Grundprinzipien der schulischen Sprachförderung nach dem Denkendorfer Modell

 

1. Die Kleingruppe

Die Sprachhilfe findet schulbegleitend in der Kleingruppe statt, außerhalb der Schulstunden, in der Regel in den Räumen der Schule.

2. Offene vertrauensvolle Atmosphäre

Grundvoraussetzung für eine effektive Sprachförderung ist eine offene vertrauensvolle Atmosphäre, in der die Fragen und Probleme der SchülerInnen thematisiert werden können.

3. Zusammenarbeit mit der Schule

Die Sprachhilfe nach dem Denkendorfer Modell verfolgt kein vorgegebenes Sprachförderprogramm, sondern richtet sich nach den individuellen Bedürfnissen der SchülerInnen und versucht eine Brücke zu schlagen zu den Anforderungen der Schule. Dies geschieht in enger Zusammenarbeit mit der Schule.

4. Leseverständnis

Die Bewältigung des schulischen Alltags und später ein erfolgreicher Schulabschluss sind ohne differenzierte Lesekompetenz nicht möglich. Die Sprachhilfe versucht die Lust am Lesen durch anregende Lektüre und Hilfen zum Leseverständnis zu fördern.

5. Ermunterung zu eigenen Sätzen und Texten

Ebenso wichtig ist die Fähigkeit Sachverhalte angemessen und schriftlich auszudrücken. Die Fähigkeit zu eigenen Sätzen und Texten wird an wachsenden Aufgabenstellungen unterschiedlichster Art geübt, wobei auf korrekte Schreibung zwar geachtet wird; auf der Rechtschreibung liegt aber nicht der Schwerpunkt beim Schreiben in der Sprachhilfe. Das Hauptinteresse gilt der Ermunterung zu eigenen Sätzen und Texten.

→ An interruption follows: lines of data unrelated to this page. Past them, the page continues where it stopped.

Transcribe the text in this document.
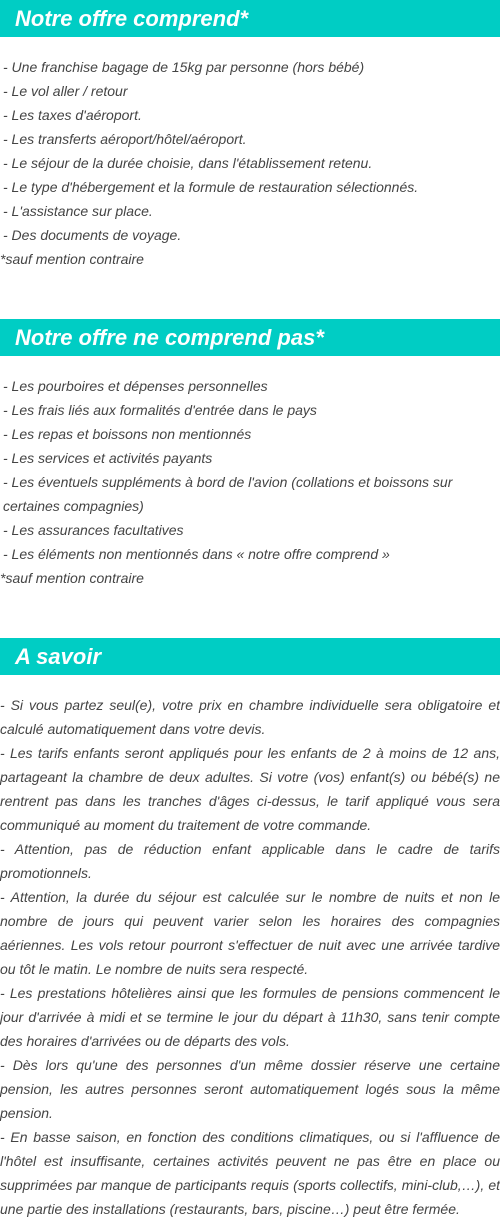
Notre offre comprend*
- Une franchise bagage de 15kg par personne (hors bébé)
- Le vol aller / retour
- Les taxes d'aéroport.
- Les transferts aéroport/hôtel/aéroport.
- Le séjour de la durée choisie, dans l'établissement retenu.
- Le type d'hébergement et la formule de restauration sélectionnés.
- L'assistance sur place.
- Des documents de voyage.
*sauf mention contraire
Notre offre ne comprend pas*
- Les pourboires et dépenses personnelles
- Les frais liés aux formalités d'entrée dans le pays
- Les repas et boissons non mentionnés
- Les services et activités payants
- Les éventuels suppléments à bord de l'avion (collations et boissons sur certaines compagnies)
- Les assurances facultatives
- Les éléments non mentionnés dans « notre offre comprend »
*sauf mention contraire
A savoir
- Si vous partez seul(e), votre prix en chambre individuelle sera obligatoire et calculé automatiquement dans votre devis.
- Les tarifs enfants seront appliqués pour les enfants de 2 à moins de 12 ans, partageant la chambre de deux adultes. Si votre (vos) enfant(s) ou bébé(s) ne rentrent pas dans les tranches d'âges ci-dessus, le tarif appliqué vous sera communiqué au moment du traitement de votre commande.
- Attention, pas de réduction enfant applicable dans le cadre de tarifs promotionnels.
- Attention, la durée du séjour est calculée sur le nombre de nuits et non le nombre de jours qui peuvent varier selon les horaires des compagnies aériennes. Les vols retour pourront s'effectuer de nuit avec une arrivée tardive ou tôt le matin. Le nombre de nuits sera respecté.
- Les prestations hôtelières ainsi que les formules de pensions commencent le jour d'arrivée à midi et se termine le jour du départ à 11h30, sans tenir compte des horaires d'arrivées ou de départs des vols.
- Dès lors qu'une des personnes d'un même dossier réserve une certaine pension, les autres personnes seront automatiquement logés sous la même pension.
- En basse saison, en fonction des conditions climatiques, ou si l'affluence de l'hôtel est insuffisante, certaines activités peuvent ne pas être en place ou supprimées par manque de participants requis (sports collectifs, mini-club,…), et une partie des installations (restaurants, bars, piscine…) peut être fermée.
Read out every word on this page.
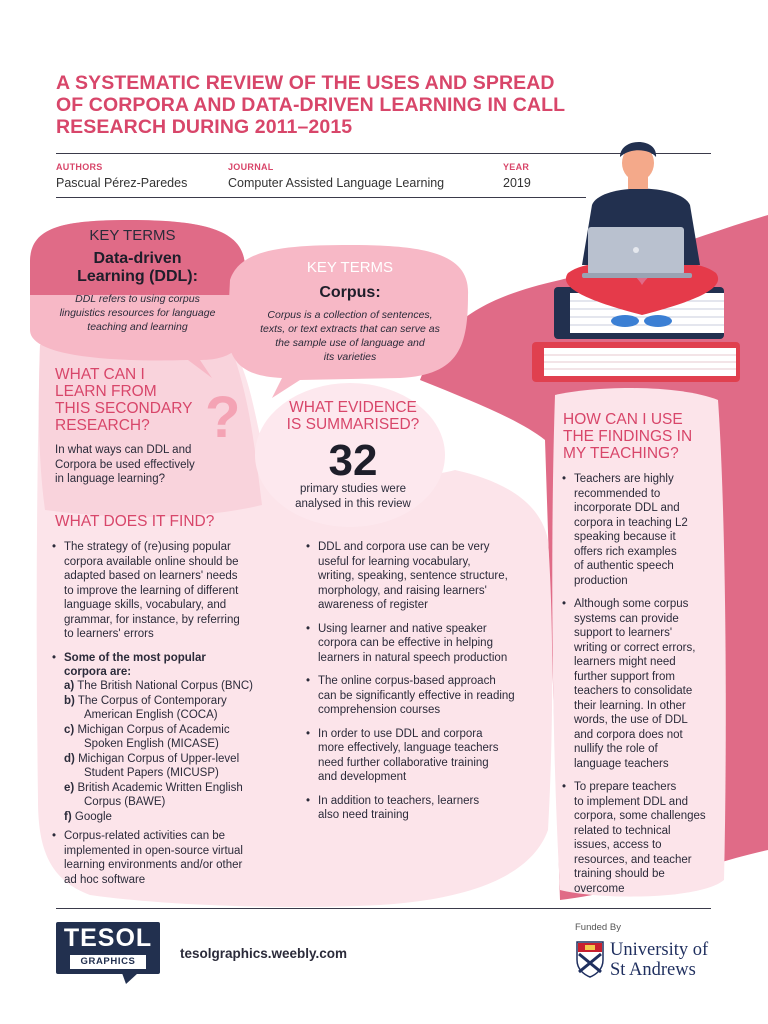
A SYSTEMATIC REVIEW OF THE USES AND SPREAD
OF CORPORA AND DATA-DRIVEN LEARNING IN CALL
RESEARCH DURING 2011–2015
AUTHORS
Pascual Pérez-Paredes
JOURNAL
Computer Assisted Language Learning
YEAR
2019
KEY TERMS
Data-driven
Learning (DDL):
DDL refers to using corpus
linguistics resources for language
teaching and learning
KEY TERMS
Corpus:
Corpus is a collection of sentences,
texts, or text extracts that can serve as
the sample use of language and
its varieties
WHAT CAN I
LEARN FROM
THIS SECONDARY
RESEARCH? ?
In what ways can DDL and
Corpora be used effectively
in language learning?
WHAT EVIDENCE
IS SUMMARISED?
32
primary studies were
analysed in this review
WHAT DOES IT FIND?
• The strategy of (re)using popular
corpora available online should be
adapted based on learners' needs
to improve the learning of different
language skills, vocabulary, and
grammar, for instance, by referring
to learners' errors
• Some of the most popular
corpora are:
a) The British National Corpus (BNC)
b) The Corpus of Contemporary
American English (COCA)
c) Michigan Corpus of Academic
Spoken English (MICASE)
d) Michigan Corpus of Upper-level
Student Papers (MICUSP)
e) British Academic Written English
Corpus (BAWE)
f) Google
• Corpus-related activities can be
implemented in open-source virtual
learning environments and/or other
ad hoc software
• DDL and corpora use can be very
useful for learning vocabulary,
writing, speaking, sentence structure,
morphology, and raising learners'
awareness of register
• Using learner and native speaker
corpora can be effective in helping
learners in natural speech production
• The online corpus-based approach
can be significantly effective in reading
comprehension courses
• In order to use DDL and corpora
more effectively, language teachers
need further collaborative training
and development
• In addition to teachers, learners
also need training
HOW CAN I USE
THE FINDINGS IN
MY TEACHING?
• Teachers are highly
recommended to
incorporate DDL and
corpora in teaching L2
speaking because it
offers rich examples
of authentic speech
production
• Although some corpus
systems can provide
support to learners'
writing or correct errors,
learners might need
further support from
teachers to consolidate
their learning. In other
words, the use of DDL
and corpora does not
nullify the role of
language teachers
• To prepare teachers
to implement DDL and
corpora, some challenges
related to technical
issues, access to
resources, and teacher
training should be
overcome
TESOL
GRAPHICS
tesolgraphics.weebly.com
Funded By
University of
St Andrews
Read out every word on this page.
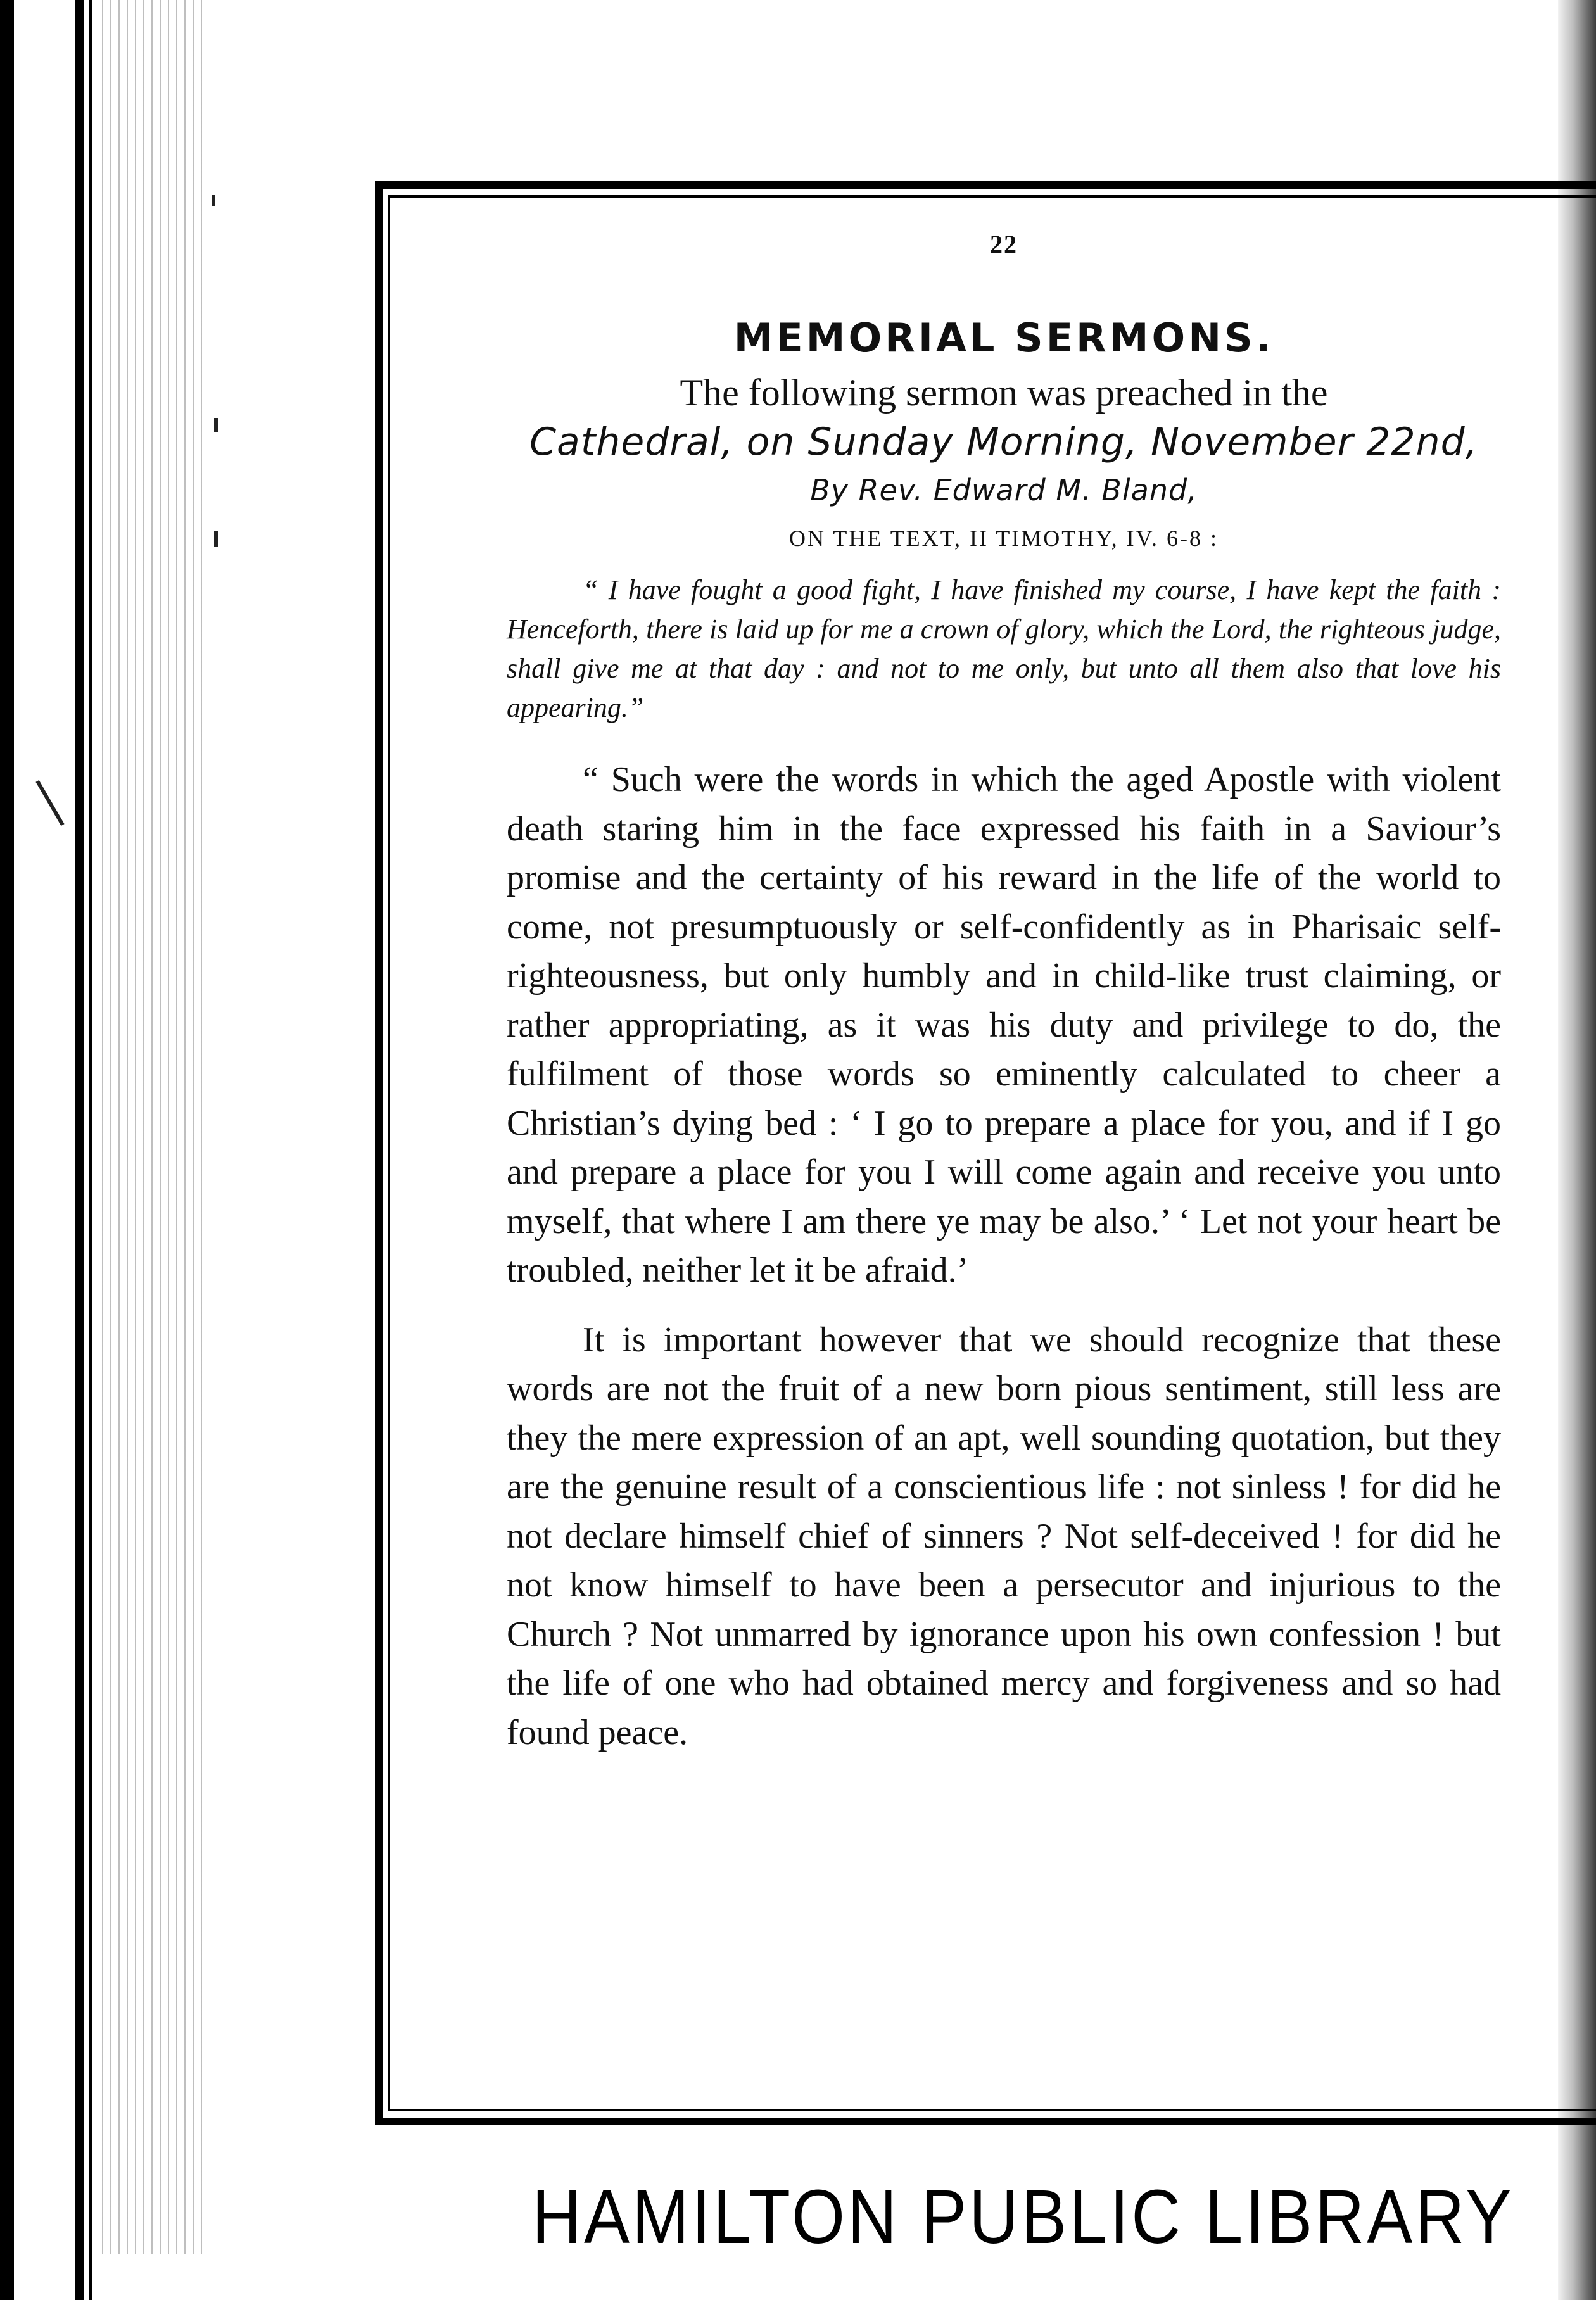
22
MEMORIAL SERMONS.
The following sermon was preached in the
Cathedral, on Sunday Morning, November 22nd,
By Rev. Edward M. Bland,
ON THE TEXT, II TIMOTHY, IV. 6-8 :

“ I have fought a good fight, I have finished my course, I have kept the faith : Henceforth, there is laid up for me a crown of glory, which the Lord, the righteous judge, shall give me at that day : and not to me only, but unto all them also that love his appearing.”

“ Such were the words in which the aged Apostle with violent death staring him in the face expressed his faith in a Saviour’s promise and the certainty of his reward in the life of the world to come, not presumptuously or self-confidently as in Pharisaic self-righteousness, but only humbly and in child-like trust claiming, or rather appropriating, as it was his duty and privilege to do, the fulfilment of those words so eminently calculated to cheer a Christian’s dying bed : ‘ I go to prepare a place for you, and if I go and prepare a place for you I will come again and receive you unto myself, that where I am there ye may be also.’ ‘ Let not your heart be troubled, neither let it be afraid.’

It is important however that we should recognize that these words are not the fruit of a new born pious sentiment, still less are they the mere expression of an apt, well sounding quotation, but they are the genuine result of a conscientious life : not sinless ! for did he not declare himself chief of sinners ? Not self-deceived ! for did he not know himself to have been a persecutor and injurious to the Church ? Not unmarred by ignorance upon his own confession ! but the life of one who had obtained mercy and forgiveness and so had found peace.

HAMILTON PUBLIC LIBRARY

6. Emanzipierende Sprachförderung

Leitender Gedanke der Sprachhilfe nach dem Denkendorfer Modell ist die Hilfe zur Selbsthilfe. Die Sprachhilfe versteht sich als eine emanzipierende Sprachförderung, die die SchülerInnen zu selbständigem Arbeiten anleitet, ihnen Lernstrategien vermittelt und ihnen Methoden und Hilfsmittel zur Erweiterung ihrer Sprachkompetenz zeigt.

7. Interesse und Akzeptanz für Sprache und Kultur

Die  Sprachförderkraft zeigt Interesse und Akzeptanz für die jeweilige Herkunftssprache und Herkunftskultur und ermuntert die Familien die eigene Sprache zu pflegen.